In this case, the claims will be paid according to the contribution clauses of both the insurance policies. You can choose to make the claim with either both or just one insurance company or would have to follow the contribution clause. It is advisable that one understands the contribution clause at the time of purchasing a policy. This is part of the fine print of the contract and you must familiarize yourself with these details. As they say, the devil in any contract normally lies in the detail.
You have three health insurance policies from three different insurance companies of Rs.1 lakh each. Now take for example, you get hospitalized and the bill amounts to Rs.2 lakh. You can either claim Rs.1 lakh each from two policies or divide it between the three and claim Rs.66,700 from each. Here again, it would depend on the contribution clause in the agreement with the insurance company.
One thing you must definitely do is, declare the policies in the claim forms; and that is extremely important. Insurance companies usually provide a settlement certificate for the policyholder to make claims from the other existing policies. From the perspective of the policyholder, it becomes a lot simpler.
You have two health insurance plans – one is a hospital cash policy and the other is a critical illness policy. If you get hospitalized due to an illness, you can make a claim from the hospital cash policy, not the critical illness policy, because the critical illness plan will only be applicable upon the diagnosis of a critical illness; not otherwise.

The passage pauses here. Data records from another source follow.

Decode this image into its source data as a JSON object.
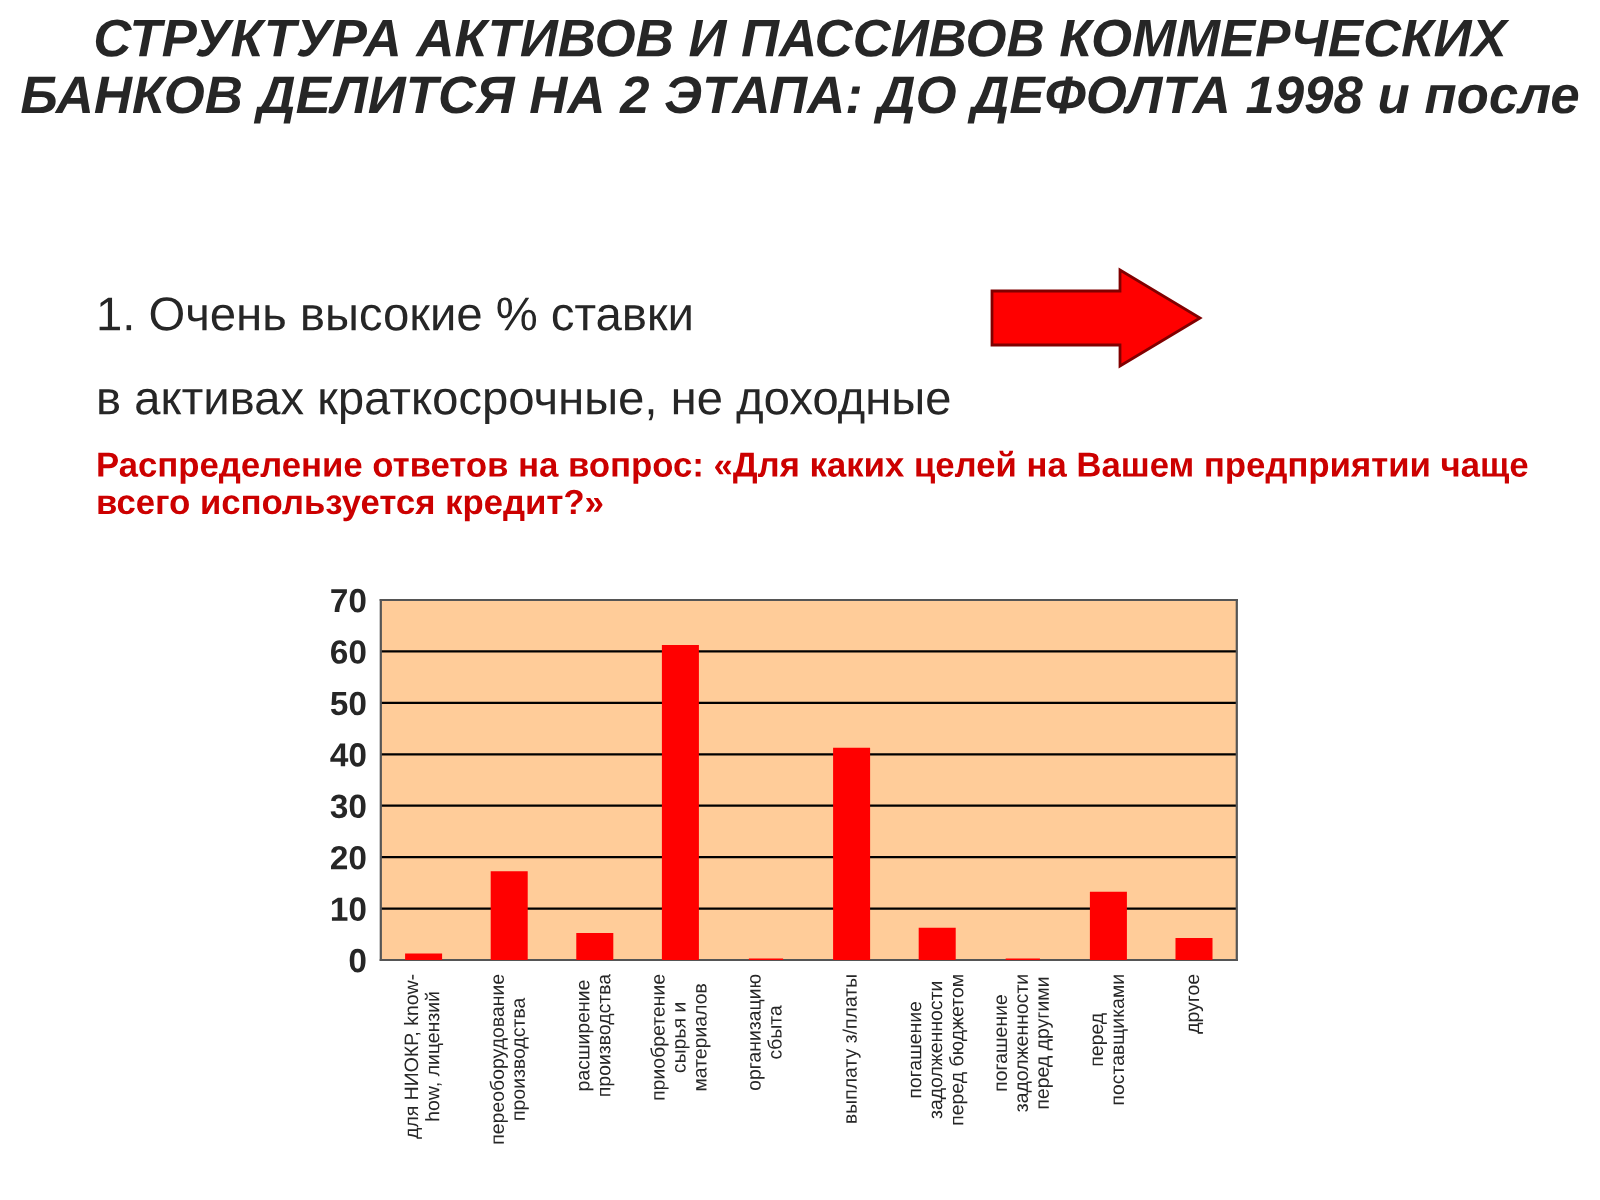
{
  "chart_data": {
    "type": "bar",
    "title": "СТРУКТУРА АКТИВОВ И ПАССИВОВ КОММЕРЧЕСКИХ БАНКОВ ДЕЛИТСЯ НА 2 ЭТАПА: ДО ДЕФОЛТА 1998 и после",
    "subtitle": "Распределение ответов на вопрос: «Для каких целей на Вашем предприятии чаще всего используется кредит?»",
    "annotations": [
      "1. Очень высокие % ставки",
      "в активах краткосрочные, не доходные"
    ],
    "categories": [
      "для НИОКР, know-\nhow, лицензий",
      "переоборудование\nпроизводства",
      "расширение\nпроизводства",
      "приобретение\nсырья и\nматериалов",
      "организацию\nсбыта",
      "выплату з/платы",
      "погашение\nзадолженности\nперед бюджетом",
      "погашение\nзадолженности\nперед другими",
      "перед\nпоставщиками",
      "другое"
    ],
    "values": [
      1,
      17,
      5,
      61,
      0,
      41,
      6,
      0,
      13,
      4
    ],
    "color": "#ff0000",
    "ylim": [
      0,
      70
    ],
    "yticks": [
      0,
      10,
      20,
      30,
      40,
      50,
      60,
      70
    ],
    "grid": "y"
  }
}
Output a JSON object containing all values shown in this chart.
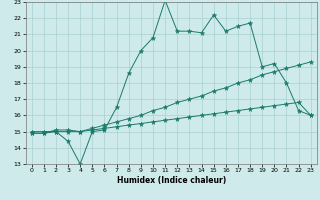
{
  "xlabel": "Humidex (Indice chaleur)",
  "xlim": [
    -0.5,
    23.5
  ],
  "ylim": [
    13,
    23
  ],
  "yticks": [
    13,
    14,
    15,
    16,
    17,
    18,
    19,
    20,
    21,
    22,
    23
  ],
  "xticks": [
    0,
    1,
    2,
    3,
    4,
    5,
    6,
    7,
    8,
    9,
    10,
    11,
    12,
    13,
    14,
    15,
    16,
    17,
    18,
    19,
    20,
    21,
    22,
    23
  ],
  "bg_color": "#ceeaea",
  "line_color": "#1a7a6a",
  "grid_color": "#aacfcf",
  "line1_x": [
    0,
    1,
    2,
    3,
    4,
    5,
    6,
    7,
    8,
    9,
    10,
    11,
    12,
    13,
    14,
    15,
    16,
    17,
    18,
    19,
    20,
    21,
    22,
    23
  ],
  "line1_y": [
    15.0,
    15.0,
    15.0,
    14.4,
    13.0,
    15.0,
    15.1,
    16.5,
    18.6,
    20.0,
    20.8,
    23.1,
    21.2,
    21.2,
    21.1,
    22.2,
    21.2,
    21.5,
    21.7,
    19.0,
    19.2,
    18.0,
    16.3,
    16.0
  ],
  "line2_x": [
    0,
    1,
    2,
    3,
    4,
    5,
    6,
    7,
    8,
    9,
    10,
    11,
    12,
    13,
    14,
    15,
    16,
    17,
    18,
    19,
    20,
    21,
    22,
    23
  ],
  "line2_y": [
    14.9,
    14.9,
    15.1,
    15.1,
    15.0,
    15.2,
    15.4,
    15.6,
    15.8,
    16.0,
    16.3,
    16.5,
    16.8,
    17.0,
    17.2,
    17.5,
    17.7,
    18.0,
    18.2,
    18.5,
    18.7,
    18.9,
    19.1,
    19.3
  ],
  "line3_x": [
    0,
    1,
    2,
    3,
    4,
    5,
    6,
    7,
    8,
    9,
    10,
    11,
    12,
    13,
    14,
    15,
    16,
    17,
    18,
    19,
    20,
    21,
    22,
    23
  ],
  "line3_y": [
    14.9,
    14.9,
    15.0,
    15.0,
    15.0,
    15.1,
    15.2,
    15.3,
    15.4,
    15.5,
    15.6,
    15.7,
    15.8,
    15.9,
    16.0,
    16.1,
    16.2,
    16.3,
    16.4,
    16.5,
    16.6,
    16.7,
    16.8,
    16.0
  ]
}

By now you must have grasped these key tips and cues for making health insurance claims. The key to understanding health insurance is to read each and every detail carefully. It will help in understanding when, how, and what to claim form, too.
Health Insurance Claim Process
How much time does the claim process of health insurance require?

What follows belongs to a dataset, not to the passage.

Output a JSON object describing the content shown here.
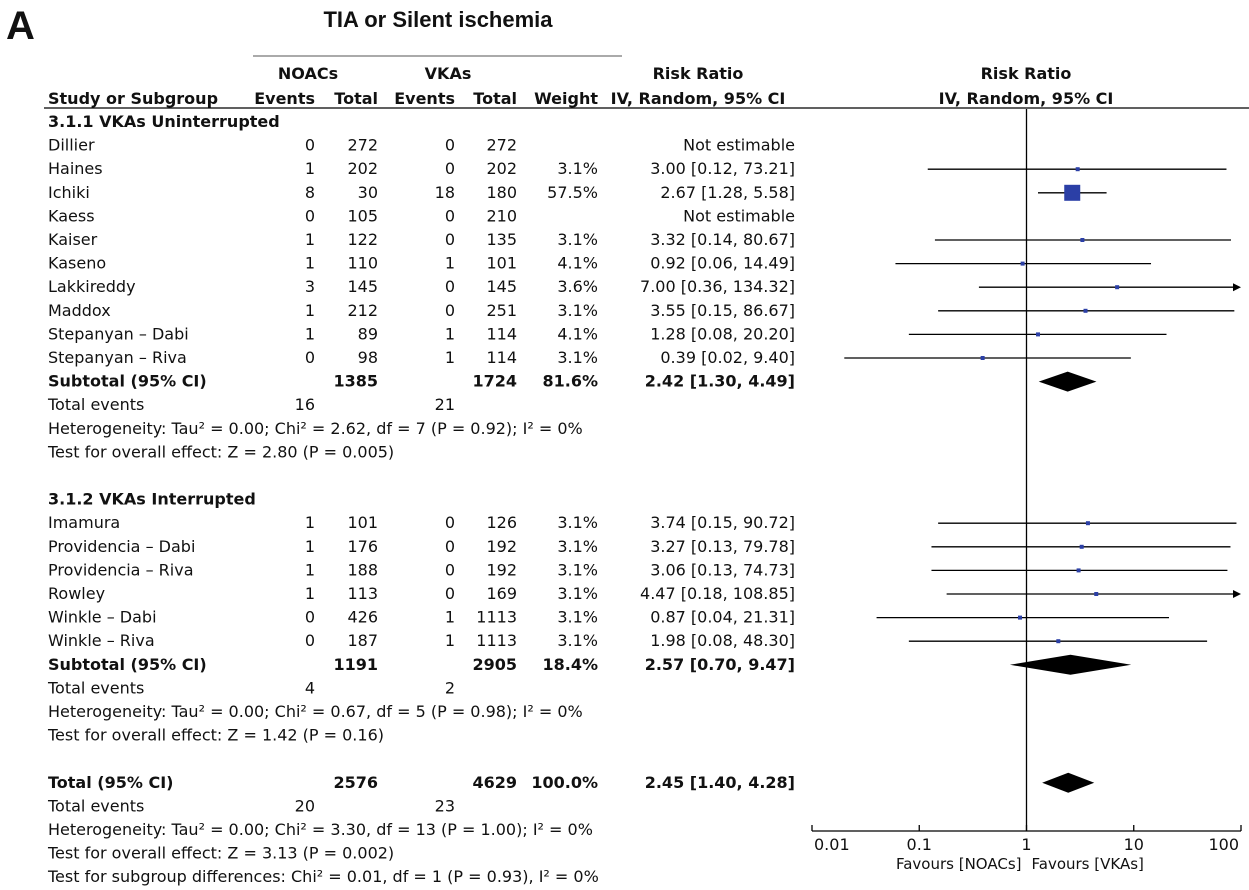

Typically, health insurance companies take a few days to a few weeks time to make the reimbursement. The process involves the policyholder sharing the necessary documents with the insurer, the insurance company assessing and clearing the claims form and then making the payment. This mostly takes about 15 days to 30 days time.
Do insurance companies in India reject a lot of claims, as it is commonly known?
No, it’s a completely wrong assumption that insurance companies reject most claims or do not pay for the complete claim. However, there are some genuine reasons because of which the insurance company might reject claims. Here are a few common reasons:
1. If a policyholder makes a claim above the sum insured of the policy, the insurance company would reject the extra amount claimed.
2. The insurance company will pay for the claims made for the coverage mentioned in the policy. If a particular disease or expense is not included in the coverage of the policy, or if it is in the cooling period, the insurer will reject that claim.
If the policyholder does not follow the waiting period rules and makes a claim within the waiting period, the insurance company will reject that claim. Simply put, it is possible to just go to the IRDA website and check the claims settlement ratio of the insurer. That gives you a sufficiently good idea of what you are getting into.